会社で朝から晩まで理解できないエアコン関連の製品の資料を見るだけだった。

 仕事自体の大変さもさることながら、会社の人間関係も最悪だった。挨拶をしても返さない人ばかりだし、新人に何かを教えるなんて馬鹿げてると考えてる人が大半だった。

 そんな中、正社員ではないが、下請け業者としてエアコン修理の代行をしているYさんによくエアコンの取り付けや修理について実際に連れて行ってもらい、教えてもらった。正社員は、自分が教えても一文の得にもならないからか、仕事にすら連れて行ってくれなかったが、この人だけは足手まといになるだけの新人の自分をよく誘ってくれたのだ。

 注意されることもよくあった。
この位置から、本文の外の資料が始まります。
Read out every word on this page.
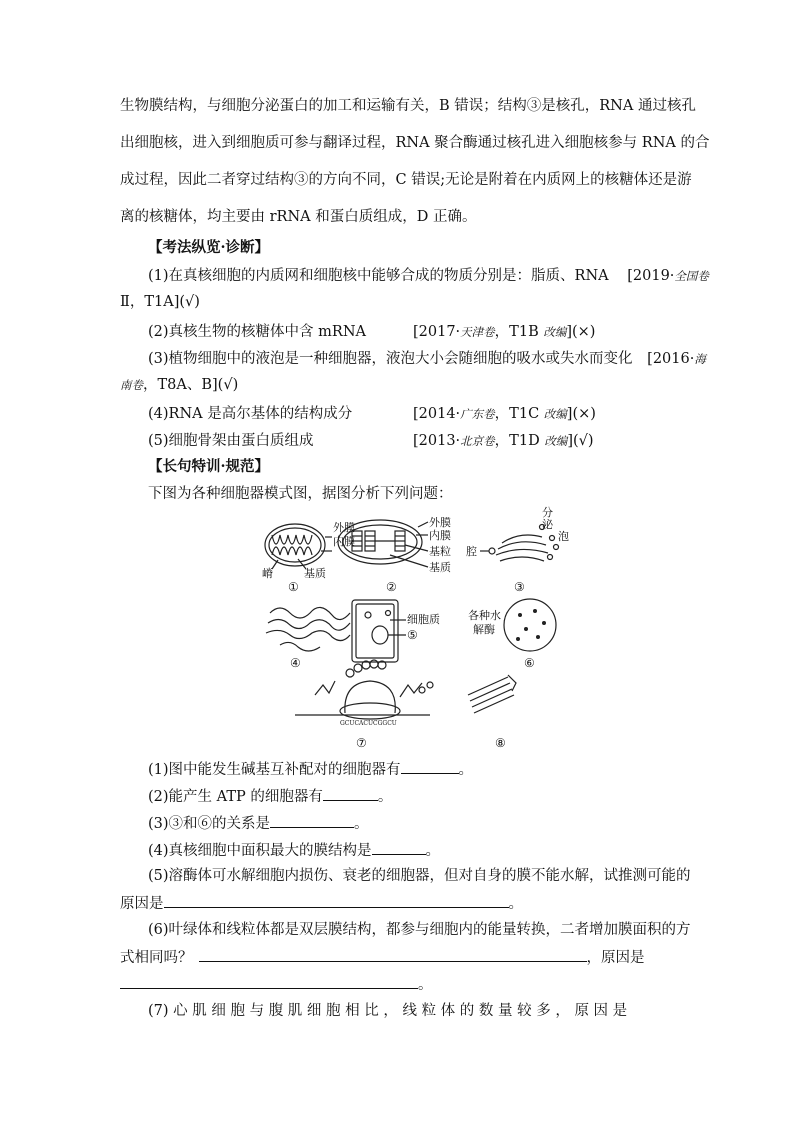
生物膜结构，与细胞分泌蛋白的加工和运输有关，B 错误；结构③是核孔，RNA 通过核孔
出细胞核，进入到细胞质可参与翻译过程，RNA 聚合酶通过核孔进入细胞核参与 RNA 的合
成过程，因此二者穿过结构③的方向不同，C 错误;无论是附着在内质网上的核糖体还是游
离的核糖体，均主要由 rRNA 和蛋白质组成，D 正确。
【考法纵览·诊断】
(1)在真核细胞的内质网和细胞核中能够合成的物质分别是：脂质、RNA [2019·全国卷
Ⅱ，T1A](√)
(2)真核生物的核糖体中含 mRNA	[2017·天津卷，T1B 改编](×)
(3)植物细胞中的液泡是一种细胞器，液泡大小会随细胞的吸水或失水而变化 [2016·海
南卷，T8A、B](√)
(4)RNA 是高尔基体的结构成分	[2014·广东卷，T1C 改编](×)
(5)细胞骨架由蛋白质组成	[2013·北京卷，T1D 改编](√)
【长句特训·规范】
下图为各种细胞器模式图，据图分析下列问题：
外膜
内膜
嵴	基质
外膜
内膜
基粒
基质
腔
分
泌
泡
细胞质	各种水
解酶
GCUCACUCGGCU
①	②	③
④
⑤
⑥
⑦	⑧
(1)图中能发生碱基互补配对的细胞器有	。
(2)能产生 ATP 的细胞器有	。
(3)③和⑥的关系是	。
(4)真核细胞中面积最大的膜结构是	。
(5)溶酶体可水解细胞内损伤、衰老的细胞器，但对自身的膜不能水解，试推测可能的
原因是	。
(6)叶绿体和线粒体都是双层膜结构，都参与细胞内的能量转换，二者增加膜面积的方
式相同吗？	，原因是
。
(7) 心 肌 细 胞 与 腹 肌 细 胞 相 比 ， 线 粒 体 的 数 量 较 多 ， 原 因 是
「そこたっとったら邪魔や!動線を考えろ!」「靴のかかと鳴らして歩いたらかっこ悪いやろ!」厳しい人だったけれど、なぜかこの人の言うことは心に響き、嫌な感じがしなかった。それは多分、言葉は厳しくても“自分のために言ってくれている”ということが伝わってきたからだ。親でさえ、感情的に“怒る”のではなく、成長を願って“叱る”ということをしてくれなかった。だからこそ、嬉しかったしいくら厳しく注意されても「今日もお願いします!」と言うことができた。
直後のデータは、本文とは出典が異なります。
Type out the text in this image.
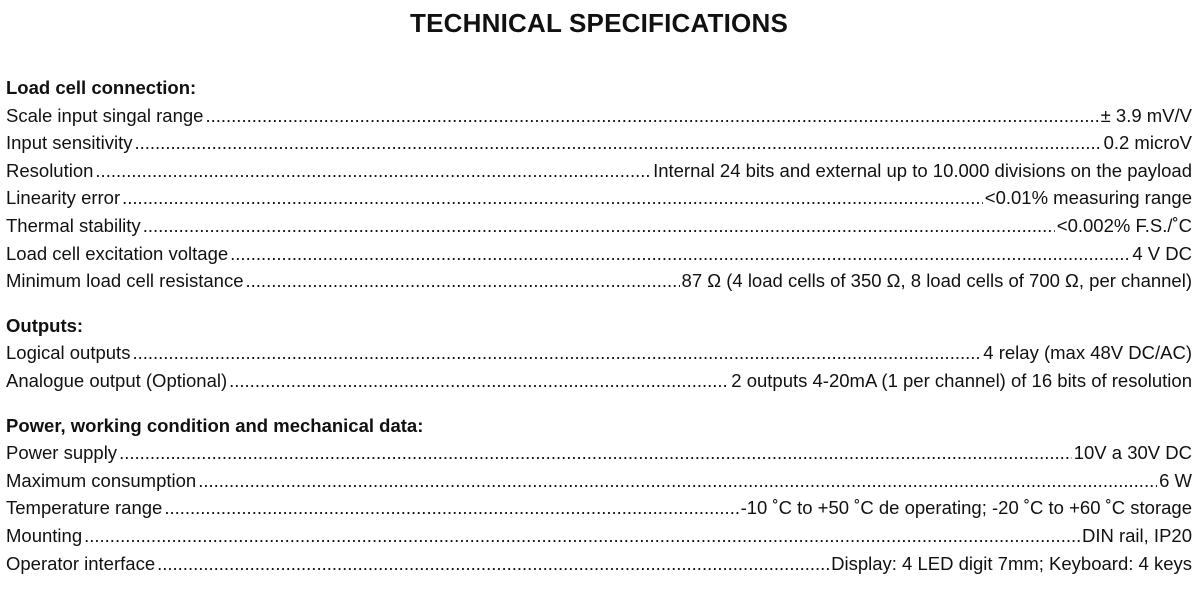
TECHNICAL SPECIFICATIONS
Load cell connection:
Scale input singal range .....	± 3.9 mV/V
Input sensitivity .....	0.2 microV
Resolution .....	Internal 24 bits and external up to 10.000 divisions on the payload
Linearity error .....	<0.01% measuring range
Thermal stability .....	<0.002% F.S./˚C
Load cell excitation voltage .....	4 V DC
Minimum load cell resistance .....	87 Ω (4 load cells of 350 Ω, 8 load cells of 700 Ω, per channel)
Outputs:
Logical outputs .....	4 relay (max 48V DC/AC)
Analogue output (Optional) .....	2 outputs 4-20mA (1 per channel) of 16 bits of resolution
Power, working condition and mechanical data:
Power supply .....	10V a 30V DC
Maximum consumption .....	6 W
Temperature range .....	-10 ˚C to +50 ˚C de operating; -20 ˚C to +60 ˚C storage
Mounting .....	DIN rail, IP20
Operator interface .....	Display: 4 LED digit 7mm; Keyboard: 4 keys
 ある日、他の人があまりにも冷たくて仕事を辞めたいと思っていた時、またYさんが仕事に誘ってくれた。その時、「何で僕なんかを誘ってくれるんですか?」と、聞いてしまった。Yさんは、少し戸惑いながらも、「お前はかわいげがあるからや」と言ってくれた。涙が止まらなかった。成人している身だが、今まで言われたことのなかった言葉に心が熱くなった。Yさんもギバーだった。自分に勇気を与えてれるギバーだった。

 この経験から、何か人に“与える”職業につきたいと考えるようになった。